In the centuries of feminist movements that have washed up and away, good men have not once organized their own mass movement to change themselves and their sons or to attack the mean-spirited, teasing, punching thing that passes for male culture. Not once. Bastards. Don’t listen to me. Listen to each other. Talk to each other. Earn your power for once.
This is wrong and also offensive (not that I suspect the author cares). There is a long history of men who have sought to restrain the baser impulses of other men. They are called fathers.

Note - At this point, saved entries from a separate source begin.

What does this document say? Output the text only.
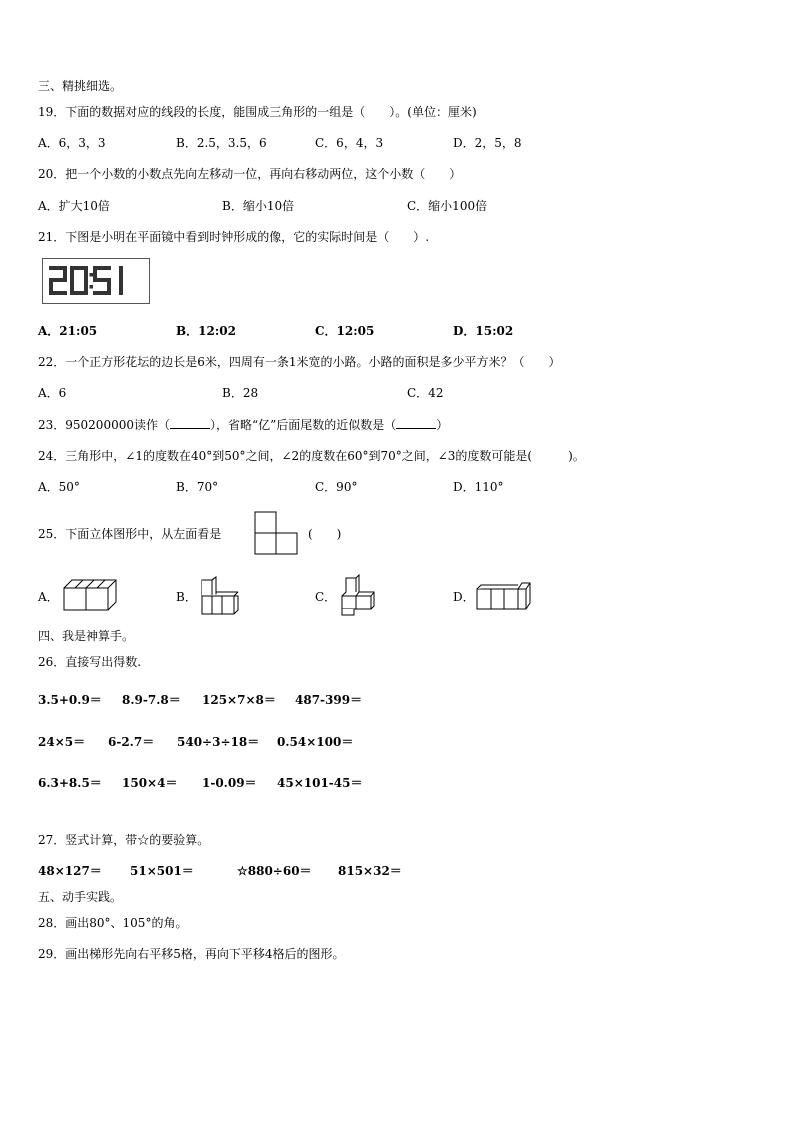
三、精挑细选。
19．下面的数据对应的线段的长度，能围成三角形的一组是（　　）。(单位：厘米)
A．6，3，3	B．2.5，3.5，6	C．6，4，3	D．2，5，8
20．把一个小数的小数点先向左移动一位，再向右移动两位，这个小数（　　）
A．扩大10倍	B．缩小10倍	C．缩小100倍
21．下图是小明在平面镜中看到时钟形成的像，它的实际时间是（　　）.
A．21:05	B．12:02	C．12:05	D．15:02
22．一个正方形花坛的边长是6米，四周有一条1米宽的小路。小路的面积是多少平方米？（　　）
A．6	B．28	C．42
23．950200000读作（	），省略“亿”后面尾数的近似数是（	）
24．三角形中，∠1的度数在40°到50°之间，∠2的度数在60°到70°之间，∠3的度数可能是(　　　)。
A．50°	B．70°	C．90°	D．110°
25．下面立体图形中，从左面看是	(　　)
A．	B．	C．	D．
四、我是神算手。
26．直接写出得数.
3.5+0.9＝ 8.9-7.8＝ 125×7×8＝ 487-399＝
24×5＝ 6-2.7＝ 540÷3÷18＝ 0.54×100＝
6.3+8.5＝ 150×4＝ 1-0.09＝ 45×101-45＝
27．竖式计算，带☆的要验算。
48×127＝ 51×501＝	☆880÷60＝ 815×32＝
五、动手实践。
28．画出80°、105°的角。
29．画出梯形先向右平移5格，再向下平移4格后的图形。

These days there are plenty of absent ones and I’m sure there were always bad ones but a lot of fathers have taught their sons to respect women from an early age and, to be blunt, not to be rapists and bastards. The idea that there are no men engaged in promoting respect for women is nonsense.
As for male culture being mean-spirited. Okay, I agree that sometimes in some places it is, but often it’s also supportive and helpful and full of mutual respect that is itself worthy of respect. Wishing all men were dead doesn’t seem to allow a lot of room for any of that nuance. Shouting at the men who aren’t the problem makes about as much sense as screaming at your husband for 30 minutes over a minor comment. What do you hope to accomplish?
Think about “listen to women” as a program for change. It says to women: You will continue to suffer these abuses, men will continue to do disgusting things to you, the storms will keep coming, the tide will continue to rise, but now, we will listen and help you rebuild.
Pay attention people: If we do not raise boys to walk humbly and care deeply, if we do not demand that men do more than just listen, we will all drown in the flood.
The Kavanaugh confirmation is only mentioned indirectly but that’s clearly what prompted all of this outrage. The problem, of course, is that his accusers did not have much in the way of corroboration for their accusations. Shouldn’t that matter? I think it should but it doesn’t get mentioned.
And after all of this rage we’re just back to ‘teach boys to respect women’ which is a fine message but, again, it’s not as if no one is doing that already. More to the point, it’s not as if no men are doing that already. And if this constitutes mansplaining in the author’s eyes, so be it. Someone needs to say ‘get a grip’ and it might as well be me.